Диана пыталась придумать, как рассказать Эду о том страхе, который гнездится в глубине ее души. Но бездна уже пролегла между ними, и ее не преодолеть на «кемри».
В Джамале неожиданно было не так много народу. Очевидно, в связи с тем, что погода начала портиться и пошел дождь, люди, приехавшие из городов отдохнуть, покинули это место. Стоянка автомашин не была заполнена и наполовину. Океан искрился в солнечных лучах и, по контрасту с серой враждебностью, которая так поразила их час назад, сверкал сапфировым светом. Эд сменил свой рабочий костюм на что-то более подходящее для отдыха. Диана стояла в очереди за парой гамбургеров. Пока их жарили, она погладила чучело гремучей змеи в стеклянном ящике и в сотый раз рассмотрела картинки, иллюстрирующие историю самого крупного поражения Америки на море, которое она потерпела как раз у этого побережья, у Пойнт-Консепшен. Это уже стало джаламским ритуалом. Джалама-Бич никогда не менялась. В Джалама-Бич было весело.
Они с Эдом прыгали в волнах прибоя и были счастливы. Эд сделал вид, что собирается бросить ее в море, но в последний момент «пришел на помощь». Диана вцепилась в него, ее тело больше не сводило судорогой при его прикосновении. Тяжкие воспоминания поблекли, уступив место новым надеждам.
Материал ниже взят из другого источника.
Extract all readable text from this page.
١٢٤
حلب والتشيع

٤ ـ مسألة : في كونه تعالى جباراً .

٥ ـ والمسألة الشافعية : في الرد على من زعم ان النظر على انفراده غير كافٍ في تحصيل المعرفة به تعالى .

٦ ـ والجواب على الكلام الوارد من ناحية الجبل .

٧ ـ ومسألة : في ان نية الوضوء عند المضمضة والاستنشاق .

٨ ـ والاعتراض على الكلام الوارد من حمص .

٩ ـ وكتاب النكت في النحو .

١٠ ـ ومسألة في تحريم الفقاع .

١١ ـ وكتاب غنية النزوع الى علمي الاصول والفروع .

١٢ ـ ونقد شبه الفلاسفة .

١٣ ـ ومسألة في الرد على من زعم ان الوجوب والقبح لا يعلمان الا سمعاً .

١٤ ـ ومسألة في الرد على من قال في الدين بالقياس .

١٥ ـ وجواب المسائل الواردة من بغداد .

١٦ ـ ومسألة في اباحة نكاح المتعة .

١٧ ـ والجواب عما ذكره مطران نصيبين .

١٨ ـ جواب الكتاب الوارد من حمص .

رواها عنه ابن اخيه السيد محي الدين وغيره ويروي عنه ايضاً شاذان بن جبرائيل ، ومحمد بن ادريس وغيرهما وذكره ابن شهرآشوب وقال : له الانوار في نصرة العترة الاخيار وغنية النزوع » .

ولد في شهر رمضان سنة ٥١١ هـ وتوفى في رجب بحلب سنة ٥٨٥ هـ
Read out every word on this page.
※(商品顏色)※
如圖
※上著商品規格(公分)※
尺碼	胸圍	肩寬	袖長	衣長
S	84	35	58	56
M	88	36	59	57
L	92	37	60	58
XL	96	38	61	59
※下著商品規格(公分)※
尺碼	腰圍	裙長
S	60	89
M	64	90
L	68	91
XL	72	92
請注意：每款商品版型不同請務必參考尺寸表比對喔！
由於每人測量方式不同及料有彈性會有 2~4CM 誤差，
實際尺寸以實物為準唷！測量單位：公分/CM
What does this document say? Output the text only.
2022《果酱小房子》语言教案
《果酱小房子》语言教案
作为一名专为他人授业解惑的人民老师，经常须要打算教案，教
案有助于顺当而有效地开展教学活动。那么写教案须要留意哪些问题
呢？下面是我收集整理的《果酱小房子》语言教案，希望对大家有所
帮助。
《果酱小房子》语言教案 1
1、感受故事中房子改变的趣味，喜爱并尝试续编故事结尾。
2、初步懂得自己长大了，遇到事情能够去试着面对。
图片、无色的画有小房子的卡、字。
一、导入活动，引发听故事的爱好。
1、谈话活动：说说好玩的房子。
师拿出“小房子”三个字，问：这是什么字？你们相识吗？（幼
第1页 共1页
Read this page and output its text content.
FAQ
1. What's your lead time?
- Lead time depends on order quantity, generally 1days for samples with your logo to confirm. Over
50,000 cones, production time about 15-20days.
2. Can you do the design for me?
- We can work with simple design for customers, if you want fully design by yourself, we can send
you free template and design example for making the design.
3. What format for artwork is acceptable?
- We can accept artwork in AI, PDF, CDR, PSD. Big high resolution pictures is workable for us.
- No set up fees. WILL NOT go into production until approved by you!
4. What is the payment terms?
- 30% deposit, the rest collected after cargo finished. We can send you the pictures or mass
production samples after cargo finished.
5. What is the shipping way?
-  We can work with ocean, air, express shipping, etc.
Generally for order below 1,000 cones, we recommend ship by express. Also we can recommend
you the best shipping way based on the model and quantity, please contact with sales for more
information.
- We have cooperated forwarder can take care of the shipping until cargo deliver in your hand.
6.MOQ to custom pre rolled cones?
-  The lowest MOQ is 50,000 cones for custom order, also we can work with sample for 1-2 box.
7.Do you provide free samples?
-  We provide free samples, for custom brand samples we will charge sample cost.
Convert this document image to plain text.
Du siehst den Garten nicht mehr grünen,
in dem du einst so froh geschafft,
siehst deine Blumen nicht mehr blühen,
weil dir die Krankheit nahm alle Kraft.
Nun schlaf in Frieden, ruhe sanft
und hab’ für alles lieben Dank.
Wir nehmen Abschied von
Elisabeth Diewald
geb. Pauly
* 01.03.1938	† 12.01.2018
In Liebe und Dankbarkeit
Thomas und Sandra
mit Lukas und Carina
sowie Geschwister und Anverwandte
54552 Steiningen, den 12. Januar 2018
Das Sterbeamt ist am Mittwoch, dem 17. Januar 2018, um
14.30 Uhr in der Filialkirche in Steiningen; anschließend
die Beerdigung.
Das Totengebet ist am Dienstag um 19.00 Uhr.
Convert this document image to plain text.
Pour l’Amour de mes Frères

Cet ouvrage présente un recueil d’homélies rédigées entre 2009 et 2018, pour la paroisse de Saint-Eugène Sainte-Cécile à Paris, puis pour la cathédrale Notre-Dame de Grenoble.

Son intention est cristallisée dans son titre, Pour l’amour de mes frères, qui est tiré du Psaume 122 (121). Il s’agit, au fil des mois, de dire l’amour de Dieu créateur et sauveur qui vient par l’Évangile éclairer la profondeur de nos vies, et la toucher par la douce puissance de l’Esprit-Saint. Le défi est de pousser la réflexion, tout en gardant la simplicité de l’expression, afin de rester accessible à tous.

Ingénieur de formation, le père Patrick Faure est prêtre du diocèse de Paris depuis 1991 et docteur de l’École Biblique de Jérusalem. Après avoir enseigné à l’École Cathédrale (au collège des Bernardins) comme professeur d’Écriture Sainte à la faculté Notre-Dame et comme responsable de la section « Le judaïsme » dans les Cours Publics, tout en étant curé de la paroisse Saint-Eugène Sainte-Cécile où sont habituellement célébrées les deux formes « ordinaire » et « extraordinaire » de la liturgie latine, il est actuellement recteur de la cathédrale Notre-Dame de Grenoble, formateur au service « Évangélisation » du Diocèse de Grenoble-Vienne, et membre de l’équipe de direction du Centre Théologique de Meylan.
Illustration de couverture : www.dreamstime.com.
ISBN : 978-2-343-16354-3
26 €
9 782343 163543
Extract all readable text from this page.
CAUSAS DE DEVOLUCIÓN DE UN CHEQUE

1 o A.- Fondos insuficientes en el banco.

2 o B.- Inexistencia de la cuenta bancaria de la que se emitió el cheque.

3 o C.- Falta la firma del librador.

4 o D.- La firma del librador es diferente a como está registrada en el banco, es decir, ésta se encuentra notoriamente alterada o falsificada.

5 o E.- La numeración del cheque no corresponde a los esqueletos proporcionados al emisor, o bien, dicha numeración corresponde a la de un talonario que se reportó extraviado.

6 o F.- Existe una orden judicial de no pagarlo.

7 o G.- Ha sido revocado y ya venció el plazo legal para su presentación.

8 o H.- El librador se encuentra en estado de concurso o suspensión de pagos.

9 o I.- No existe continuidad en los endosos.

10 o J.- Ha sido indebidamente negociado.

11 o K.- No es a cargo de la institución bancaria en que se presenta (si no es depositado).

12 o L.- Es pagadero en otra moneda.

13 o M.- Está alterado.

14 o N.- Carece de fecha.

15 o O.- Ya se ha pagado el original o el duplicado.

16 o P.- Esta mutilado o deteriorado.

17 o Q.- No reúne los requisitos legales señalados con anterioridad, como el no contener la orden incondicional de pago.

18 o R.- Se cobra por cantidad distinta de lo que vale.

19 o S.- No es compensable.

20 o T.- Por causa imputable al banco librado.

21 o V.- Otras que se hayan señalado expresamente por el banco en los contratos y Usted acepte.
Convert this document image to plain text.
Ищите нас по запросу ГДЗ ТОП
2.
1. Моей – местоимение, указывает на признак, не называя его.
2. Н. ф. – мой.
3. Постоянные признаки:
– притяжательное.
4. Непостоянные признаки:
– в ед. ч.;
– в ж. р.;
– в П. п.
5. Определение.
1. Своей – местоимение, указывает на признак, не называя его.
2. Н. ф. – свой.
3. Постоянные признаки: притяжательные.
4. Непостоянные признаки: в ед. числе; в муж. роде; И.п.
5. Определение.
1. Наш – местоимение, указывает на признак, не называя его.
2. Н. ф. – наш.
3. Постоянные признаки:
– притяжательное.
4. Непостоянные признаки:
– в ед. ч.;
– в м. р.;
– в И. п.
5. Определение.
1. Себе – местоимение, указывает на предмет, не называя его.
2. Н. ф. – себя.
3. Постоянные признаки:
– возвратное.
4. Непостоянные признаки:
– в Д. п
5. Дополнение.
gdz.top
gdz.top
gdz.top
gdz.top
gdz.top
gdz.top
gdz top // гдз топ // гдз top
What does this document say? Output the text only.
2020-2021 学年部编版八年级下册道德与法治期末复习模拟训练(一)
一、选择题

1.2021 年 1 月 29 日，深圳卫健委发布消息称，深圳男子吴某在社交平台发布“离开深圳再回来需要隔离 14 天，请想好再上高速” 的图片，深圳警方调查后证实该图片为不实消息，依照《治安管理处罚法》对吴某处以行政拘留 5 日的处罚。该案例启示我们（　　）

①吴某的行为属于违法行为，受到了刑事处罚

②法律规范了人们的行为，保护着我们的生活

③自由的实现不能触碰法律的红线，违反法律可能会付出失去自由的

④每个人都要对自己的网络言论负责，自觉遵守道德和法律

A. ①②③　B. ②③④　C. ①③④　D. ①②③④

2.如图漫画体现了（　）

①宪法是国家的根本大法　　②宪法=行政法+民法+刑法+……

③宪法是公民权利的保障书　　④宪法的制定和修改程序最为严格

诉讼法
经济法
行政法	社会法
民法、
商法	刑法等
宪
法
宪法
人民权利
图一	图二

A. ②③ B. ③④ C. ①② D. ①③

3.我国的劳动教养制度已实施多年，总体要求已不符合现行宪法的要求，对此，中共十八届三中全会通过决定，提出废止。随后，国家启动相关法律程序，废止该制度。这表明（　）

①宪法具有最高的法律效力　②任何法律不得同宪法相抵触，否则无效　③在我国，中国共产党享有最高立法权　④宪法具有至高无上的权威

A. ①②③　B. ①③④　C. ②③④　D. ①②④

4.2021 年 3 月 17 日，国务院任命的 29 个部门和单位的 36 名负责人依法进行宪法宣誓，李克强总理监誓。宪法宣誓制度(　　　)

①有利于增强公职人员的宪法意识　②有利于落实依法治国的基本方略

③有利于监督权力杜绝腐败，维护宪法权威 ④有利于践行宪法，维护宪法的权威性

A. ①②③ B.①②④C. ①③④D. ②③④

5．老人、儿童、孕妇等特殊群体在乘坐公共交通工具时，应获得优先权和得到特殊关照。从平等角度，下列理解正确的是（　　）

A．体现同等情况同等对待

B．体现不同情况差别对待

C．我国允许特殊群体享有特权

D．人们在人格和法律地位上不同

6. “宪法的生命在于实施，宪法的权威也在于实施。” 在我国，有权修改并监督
Пройдя с милю по берегу вдоль моря, они плюхнулись на песок и устроили короткий привал. Диана, охватив руками колени, смотрела на волны. На губах ощущался вкус соли, песчинки, выбеленные солнцем, щекотали ступни. Ей было хорошо – рядом сидел дорогой ей человек. Мысли ее блуждали. Она думала о несчастных, страдающих от голода людях, которым не дано наслаждаться этим великолепным днем. О шеф-поваре с синдромом Дауна, которого она видела в закусочной Харли. Наверное, он готовил сейчас барбекю и, уж конечно, не обращал никакого внимания на сиявшее на небе солнце…
У Дианы было серьезное, задумчивое выражение лица. Заметив это, Эд похлопал ее по коленке.
– О чем задумалась? – спросил он, наклонившись к Диане.
– О… я думала о том бедолаге, которого видела на кухне у Харли.
– О Монголе? – (Диана давно не слышала такого выражения.) – Он – не бедолага.
– Откуда ты знаешь?
– Потому что он – мой младший брат.
Она выпрямилась и, пораженная его словами, посмотрела на него. Эд, будто не заметив ее удивления, не отрывал глаз от морской глади. Они с Эдом встречались уже полгода до той роковой игры в теннис; она знала, что отец Эда – полковник в отставке, что его родные братья добились успеха своим трудом, что его воспитание было традиционно строгим, но он был окружен любовью, – идеальное сочетание, с ее точки зрения. Ни разу он не упоминал о брате с синдромом Дауна.
– Ты никогда не рассказывал мне о нем, – сказала с упреком Диана.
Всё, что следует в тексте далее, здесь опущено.